If you’re new to Juju, it can be confusing to see several variants of seemingly similar functionality. The commands juju agree
, juju trust
, juju grant
and juju grant-cloud
all have something to do with permissions and access. Which do you choose?
Background
There’s an underlying philosophy within Juju to use a larger number of smaller commands, rather than fewer, broader commands.

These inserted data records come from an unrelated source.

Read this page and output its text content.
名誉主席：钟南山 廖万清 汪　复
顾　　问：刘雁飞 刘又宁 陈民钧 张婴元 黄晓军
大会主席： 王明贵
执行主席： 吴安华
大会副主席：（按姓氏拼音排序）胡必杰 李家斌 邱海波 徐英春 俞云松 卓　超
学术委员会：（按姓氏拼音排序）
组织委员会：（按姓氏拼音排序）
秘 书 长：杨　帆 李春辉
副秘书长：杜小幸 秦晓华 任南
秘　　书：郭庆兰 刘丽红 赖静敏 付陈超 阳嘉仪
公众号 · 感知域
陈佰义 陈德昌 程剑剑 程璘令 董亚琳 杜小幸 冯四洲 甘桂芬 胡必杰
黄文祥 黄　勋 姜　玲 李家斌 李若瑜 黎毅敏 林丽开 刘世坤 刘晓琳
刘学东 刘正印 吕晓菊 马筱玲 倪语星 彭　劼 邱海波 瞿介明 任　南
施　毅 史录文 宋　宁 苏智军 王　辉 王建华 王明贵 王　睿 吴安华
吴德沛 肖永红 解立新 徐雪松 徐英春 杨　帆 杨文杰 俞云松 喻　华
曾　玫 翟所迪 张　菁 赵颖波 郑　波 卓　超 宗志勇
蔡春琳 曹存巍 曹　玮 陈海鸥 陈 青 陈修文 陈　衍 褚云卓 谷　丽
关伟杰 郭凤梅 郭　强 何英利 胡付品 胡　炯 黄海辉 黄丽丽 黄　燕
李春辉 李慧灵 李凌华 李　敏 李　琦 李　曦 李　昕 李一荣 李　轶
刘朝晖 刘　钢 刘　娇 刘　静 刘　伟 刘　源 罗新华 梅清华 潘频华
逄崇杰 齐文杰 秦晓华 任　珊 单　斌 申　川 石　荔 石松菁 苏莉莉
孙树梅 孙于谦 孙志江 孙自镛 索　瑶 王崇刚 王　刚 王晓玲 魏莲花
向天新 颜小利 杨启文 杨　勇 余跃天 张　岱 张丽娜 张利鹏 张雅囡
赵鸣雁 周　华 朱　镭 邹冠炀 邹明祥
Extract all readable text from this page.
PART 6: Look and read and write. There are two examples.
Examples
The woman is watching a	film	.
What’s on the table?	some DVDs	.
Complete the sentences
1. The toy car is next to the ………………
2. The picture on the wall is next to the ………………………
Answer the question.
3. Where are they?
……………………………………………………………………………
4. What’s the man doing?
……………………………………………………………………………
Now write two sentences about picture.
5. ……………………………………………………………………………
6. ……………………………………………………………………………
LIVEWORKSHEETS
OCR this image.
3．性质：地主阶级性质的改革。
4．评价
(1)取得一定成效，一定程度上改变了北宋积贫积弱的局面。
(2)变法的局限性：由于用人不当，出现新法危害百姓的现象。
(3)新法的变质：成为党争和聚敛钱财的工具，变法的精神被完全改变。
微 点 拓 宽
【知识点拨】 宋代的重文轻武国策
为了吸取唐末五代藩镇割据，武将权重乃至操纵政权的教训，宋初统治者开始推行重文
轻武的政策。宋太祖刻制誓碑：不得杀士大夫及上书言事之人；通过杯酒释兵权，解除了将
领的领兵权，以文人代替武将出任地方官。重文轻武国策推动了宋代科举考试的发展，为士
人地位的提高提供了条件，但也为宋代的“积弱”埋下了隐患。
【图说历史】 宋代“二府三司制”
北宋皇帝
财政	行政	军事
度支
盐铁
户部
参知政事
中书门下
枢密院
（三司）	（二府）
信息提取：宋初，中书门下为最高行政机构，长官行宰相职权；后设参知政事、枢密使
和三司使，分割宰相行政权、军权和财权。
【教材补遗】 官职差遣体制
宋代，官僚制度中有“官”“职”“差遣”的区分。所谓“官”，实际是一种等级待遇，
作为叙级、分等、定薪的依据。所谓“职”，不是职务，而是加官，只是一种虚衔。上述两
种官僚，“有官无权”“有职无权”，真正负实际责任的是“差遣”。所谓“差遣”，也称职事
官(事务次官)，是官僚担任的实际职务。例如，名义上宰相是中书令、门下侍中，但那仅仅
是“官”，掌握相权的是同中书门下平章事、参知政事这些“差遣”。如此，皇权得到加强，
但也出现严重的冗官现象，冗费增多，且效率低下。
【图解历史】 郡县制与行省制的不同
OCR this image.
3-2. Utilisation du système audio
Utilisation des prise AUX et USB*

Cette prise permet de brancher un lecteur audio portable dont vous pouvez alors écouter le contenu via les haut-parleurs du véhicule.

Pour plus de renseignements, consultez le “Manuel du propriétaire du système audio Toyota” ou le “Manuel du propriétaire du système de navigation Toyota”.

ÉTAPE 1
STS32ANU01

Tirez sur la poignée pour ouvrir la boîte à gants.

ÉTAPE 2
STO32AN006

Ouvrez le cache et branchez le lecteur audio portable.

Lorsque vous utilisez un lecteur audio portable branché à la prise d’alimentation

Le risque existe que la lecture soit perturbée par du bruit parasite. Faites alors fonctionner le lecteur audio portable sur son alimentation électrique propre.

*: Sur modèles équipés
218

Why? Using multiple commands dramatically decreases the likelihood of accidentally issuing the wrong one. It also simplifies each command’s the implementation.
Explaining the commands
Each command is used in a different context and as a different purpose:
juju accept
Charm authors can add licence agreements to their charms. For example, the ssl-termination-proxy
charm requires you to accept the terms provided by Let’s Encypt before it will install.
juju grant
Accessing a Juju model requires permission. The juju grant
command allows operators, such as the model’s creator, to granting access to others in their team.
juju grant-cloud
The grant-cloud command, like the grant command, is also related to user permissions. Whereas the grant command allows other users to interact with a single model, juju grant-cloud
can allow users to create new models into and become administrators of a cloud.
juju trust
Sometimes a charm may wish to communicate with the cloud provider’s API directly. juju trust
enables you to delegate the credentials that you’ve provided to the controller to the charm.
juju trust
is often required with “integrator charms”. They need to access cloud providers’ APIs directly to do things like provision storage.